This pt with short stretch of Barrett's have previously had dysplasia detected within his Barrett's. He is now attending a follow up gastroscopy for consideration of RFA.
WHAT WOULD YOU DO NEXT?
■ TAKE ANOTHER SET OF SAMPLES
■ GO AHEAD AND RFA
■ DO AN EMR FIRST
On Facebook, most (69%) suggested that the nodule needed to be removed first. However, first taking another set of samples, isn't 'wrong'. Provided of course that you also sample that suspicious nodule at 6 O'clock (bottom right photograph)!
I actually removed that nodule at the 'index examination'. As expected, it was confirmed as harbouring IMca. Not a surprise as 'Nodules are NEVER allowed within Barrett's. At the same time, I also obtained a set of samples from the more unremarkable surrounding Barrett's. This revealed a mixture of high and low grade dysplasia (i.e. HGD and LGD). A few months later the patient returned for his RFA. By the way, unstable Barrett's often has a subtly irregular surface, slightly more red than usual and often with patches of superficial ulceration. In particular, superficial ulceration almost certainly means that the Barrett's is dysplastic. Presumably this is because the 'Goblet cells' are the first to disappear when the Barrett's become unstable.

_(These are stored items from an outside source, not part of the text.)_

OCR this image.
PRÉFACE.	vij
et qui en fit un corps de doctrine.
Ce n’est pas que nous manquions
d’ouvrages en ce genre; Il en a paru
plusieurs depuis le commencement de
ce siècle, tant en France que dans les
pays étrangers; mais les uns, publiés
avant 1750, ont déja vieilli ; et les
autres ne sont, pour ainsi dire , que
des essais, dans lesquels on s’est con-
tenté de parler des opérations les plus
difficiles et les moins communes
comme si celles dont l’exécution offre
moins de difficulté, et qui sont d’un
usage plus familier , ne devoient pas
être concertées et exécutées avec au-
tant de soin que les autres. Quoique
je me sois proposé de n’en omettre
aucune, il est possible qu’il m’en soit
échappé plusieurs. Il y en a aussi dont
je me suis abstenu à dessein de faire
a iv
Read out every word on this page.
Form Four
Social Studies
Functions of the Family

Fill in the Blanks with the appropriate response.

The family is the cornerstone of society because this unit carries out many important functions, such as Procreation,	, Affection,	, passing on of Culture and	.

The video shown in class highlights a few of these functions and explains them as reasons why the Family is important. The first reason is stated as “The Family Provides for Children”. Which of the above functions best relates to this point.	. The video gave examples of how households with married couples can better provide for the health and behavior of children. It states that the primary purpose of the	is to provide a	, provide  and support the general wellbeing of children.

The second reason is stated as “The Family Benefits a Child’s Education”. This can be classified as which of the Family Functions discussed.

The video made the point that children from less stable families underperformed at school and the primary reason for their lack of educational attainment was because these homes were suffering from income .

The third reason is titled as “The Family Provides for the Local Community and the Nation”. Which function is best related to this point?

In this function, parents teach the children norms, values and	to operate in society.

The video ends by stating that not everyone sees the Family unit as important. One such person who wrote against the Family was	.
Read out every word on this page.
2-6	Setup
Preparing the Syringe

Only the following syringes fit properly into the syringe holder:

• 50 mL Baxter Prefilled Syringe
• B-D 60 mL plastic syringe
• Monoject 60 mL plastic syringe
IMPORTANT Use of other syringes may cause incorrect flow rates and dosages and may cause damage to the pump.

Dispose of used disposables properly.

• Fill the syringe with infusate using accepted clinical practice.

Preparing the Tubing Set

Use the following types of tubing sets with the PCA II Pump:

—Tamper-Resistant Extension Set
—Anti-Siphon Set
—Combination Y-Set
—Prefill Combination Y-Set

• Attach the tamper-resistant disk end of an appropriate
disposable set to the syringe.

Of course, there is no hurry to offer patients RFA. I do take my time, first having a chat with the patient about the 'issues' of; pain afterwards (a prescription of 'oxetecaine & antacid' helps), the need for continued surveillance ('because the cure will not last') and reassure that continued 6-monthly surveillance is no less effective than RFA in reducing their likelihood of dying from Barrett's cancer.
What I don't mention is that most patients on Barrett's surveillance die from cardiovascular disease. Of course their risk of dying from oesophageal cancer may well be below the average population risk. Hmm, isn't it odd that we never see this benchmark figure of 'average population risk' in publications? Arguably, it's the ONLY benchmark that matters !!!